From my village I see as much as from earth one can see of the Universe… Therefore my village is as big as any other earth, because I am the size of what I see, and not the size of my own height…
— F. Pessoa

中間人 / Go-Between

Go-Between explores Hong Kong and the Canton region through a personal return following seven years of absence - a period shaped by the loss of the photographer’s grandmother and by the accelerated transformation of the environments tied to her family history. Through monochrome photographs, Felicitas observes how identity is shaped and challenged by spaces that evolve faster, than personal or collective memory can keep up. The images navigate the contrasts between familiarity and estrangement, past and present, the intimate and the overwhelming, and wonder how people preserve a sense of self within vast cityscapes. Through this approach, the project offers a reflection on belonging, dislocation, and the shifting tension between personal identity and the places that continue to redefine it.

Interview about Go-Between for Visual Art Journal issue #49, released 28/02/26

Artists’ statement

Growing up, we regularly visited family in China and simultaneously witnessed the changes that drastically sculpted the landscape in the late 90s and early 2000s. Crossing a border felt like a simple formality, so the extreme protectionism that ensued from the pandemic came as a shock. Not only was my family deprived of being at my father’s mother’s funeral, but we wouldn’t be able to visit the country for another seven years. A lot had changed in that time, including my professional career shift from cinema to photography, which taught me how to pay an aesthetically sensible kind of attention, and in turn had opened up a whole new world of perspectives. As a result, returning to Hong Kong and Canton, carried an anticipation that was both professional and deeply personal.

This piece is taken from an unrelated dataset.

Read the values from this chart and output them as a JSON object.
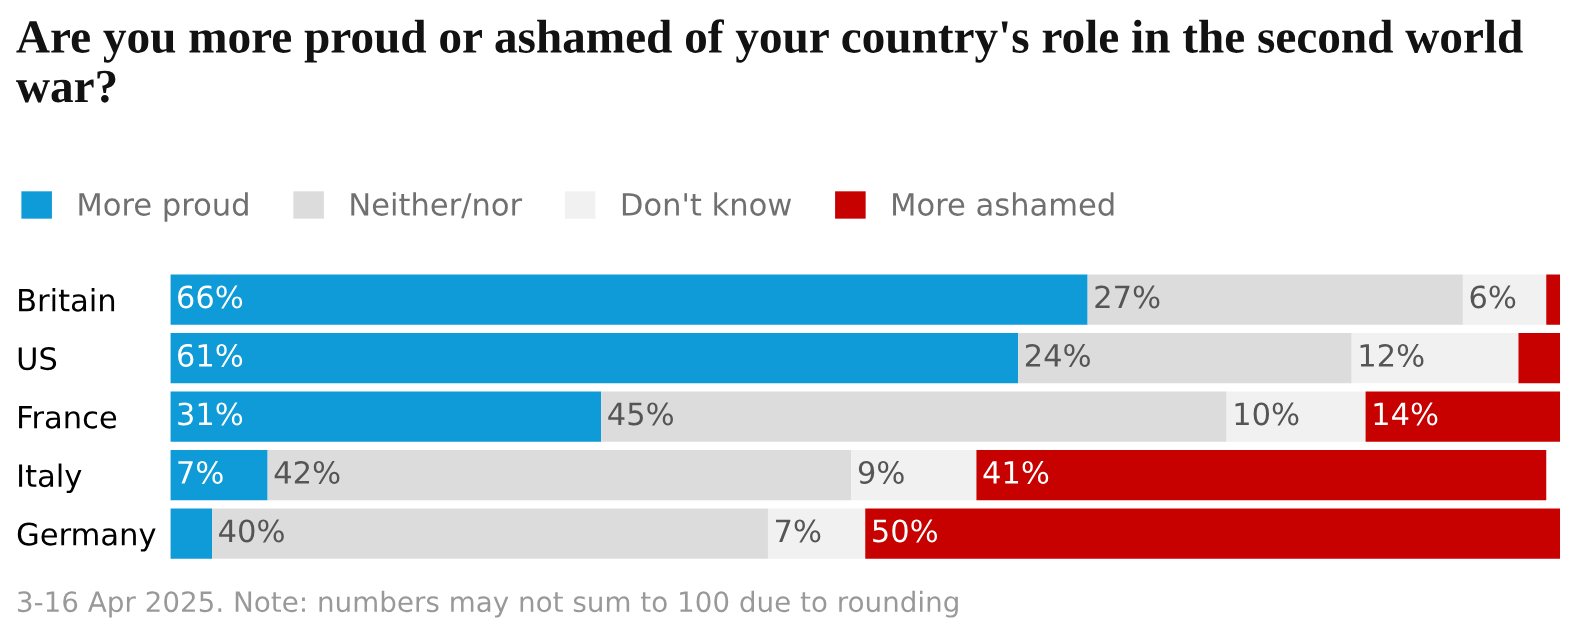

The ensuing set of images are an exploration of memory and identity. What I encountered were cities that felt recognizable only in fragments—spaces I had defined through personal experiences that had been transformed beyond easy reconciliation. This was most palpable when stepping into what used to be my grandmother’s apartment: rented out furnished, everything was more or less untouched, which made her absence only more unbearable. Ironic that the only place I would’ve welcomed the change of ended up being her apartment. My sense of being slightly out of place used to be linked to my mixed race appearance, now it felt much deeper: being raised across different cultural and geographic contexts, I am accustomed to negotiating belonging, and this return intensified that condition.

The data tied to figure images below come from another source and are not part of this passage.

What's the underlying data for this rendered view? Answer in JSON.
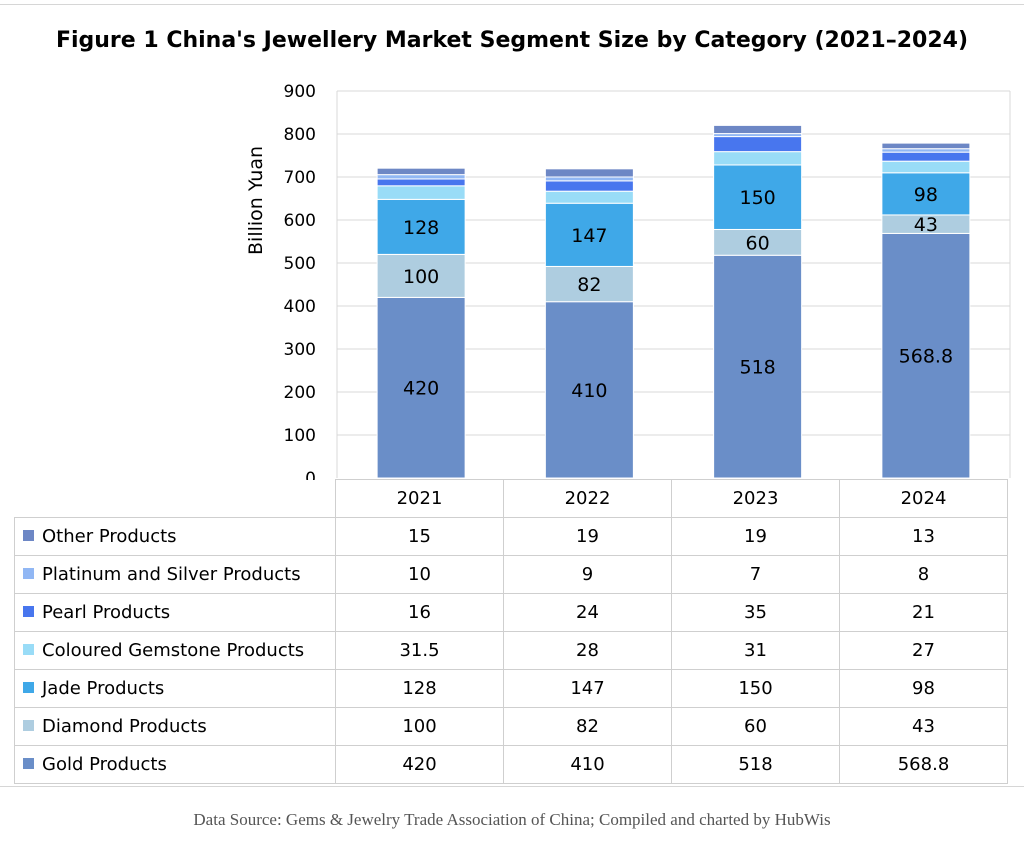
{
  "chart_data": {
    "type": "bar",
    "stacked": true,
    "title": "Figure 1 China's Jewellery Market Segment Size by Category (2021–2024)",
    "ylabel": "Billion Yuan",
    "xlabel": "",
    "ylim": [
      0,
      900
    ],
    "yticks": [
      "0",
      "100",
      "200",
      "300",
      "400",
      "500",
      "600",
      "700",
      "800",
      "900"
    ],
    "grid": true,
    "legend": "table-below",
    "categories": [
      "2021",
      "2022",
      "2023",
      "2024"
    ],
    "series": [
      {
        "name": "Gold Products",
        "color": "#6a8ec8",
        "values": [
          420,
          410,
          518,
          568.8
        ],
        "labels": [
          "420",
          "410",
          "518",
          "568.8"
        ],
        "show_labels": true
      },
      {
        "name": "Diamond Products",
        "color": "#aecde0",
        "values": [
          100,
          82,
          60,
          43
        ],
        "labels": [
          "100",
          "82",
          "60",
          "43"
        ],
        "show_labels": true
      },
      {
        "name": "Jade Products",
        "color": "#3fa8e8",
        "values": [
          128,
          147,
          150,
          98
        ],
        "labels": [
          "128",
          "147",
          "150",
          "98"
        ],
        "show_labels": true
      },
      {
        "name": "Coloured Gemstone Products",
        "color": "#99dcf7",
        "values": [
          31.5,
          28,
          31,
          27
        ],
        "labels": [
          "31.5",
          "28",
          "31",
          "27"
        ],
        "show_labels": false
      },
      {
        "name": "Pearl Products",
        "color": "#4876ee",
        "values": [
          16,
          24,
          35,
          21
        ],
        "labels": [
          "16",
          "24",
          "35",
          "21"
        ],
        "show_labels": false
      },
      {
        "name": "Platinum and Silver Products",
        "color": "#91b7f4",
        "values": [
          10,
          9,
          7,
          8
        ],
        "labels": [
          "10",
          "9",
          "7",
          "8"
        ],
        "show_labels": false
      },
      {
        "name": "Other Products",
        "color": "#6d87c5",
        "values": [
          15,
          19,
          19,
          13
        ],
        "labels": [
          "15",
          "19",
          "19",
          "13"
        ],
        "show_labels": false
      }
    ],
    "table_rows": [
      {
        "name": "Other Products",
        "color": "#6d87c5",
        "cells": [
          "15",
          "19",
          "19",
          "13"
        ]
      },
      {
        "name": "Platinum and Silver Products",
        "color": "#91b7f4",
        "cells": [
          "10",
          "9",
          "7",
          "8"
        ]
      },
      {
        "name": "Pearl Products",
        "color": "#4876ee",
        "cells": [
          "16",
          "24",
          "35",
          "21"
        ]
      },
      {
        "name": "Coloured Gemstone Products",
        "color": "#99dcf7",
        "cells": [
          "31.5",
          "28",
          "31",
          "27"
        ]
      },
      {
        "name": "Jade Products",
        "color": "#3fa8e8",
        "cells": [
          "128",
          "147",
          "150",
          "98"
        ]
      },
      {
        "name": "Diamond Products",
        "color": "#aecde0",
        "cells": [
          "100",
          "82",
          "60",
          "43"
        ]
      },
      {
        "name": "Gold Products",
        "color": "#6a8ec8",
        "cells": [
          "420",
          "410",
          "518",
          "568.8"
        ]
      }
    ]
  },
  "source": "Data Source: Gems & Jewelry Trade Association of China; Compiled and charted by HubWis"
}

The camera became both a shield and a vessel: a means of maintaining distance while allowing for careful attention. The act of looking became a method of re-encountering a place without the expectation of coherence, and photographing offered a way to slow down environnements that are driven by rapid change. I traced my own process of return: the images emerge from an in-between position, where memory, place, and identity momentarily converge. In this sense, the images become less about recovery than about negotiating how one continues to belong to places that persist in changing.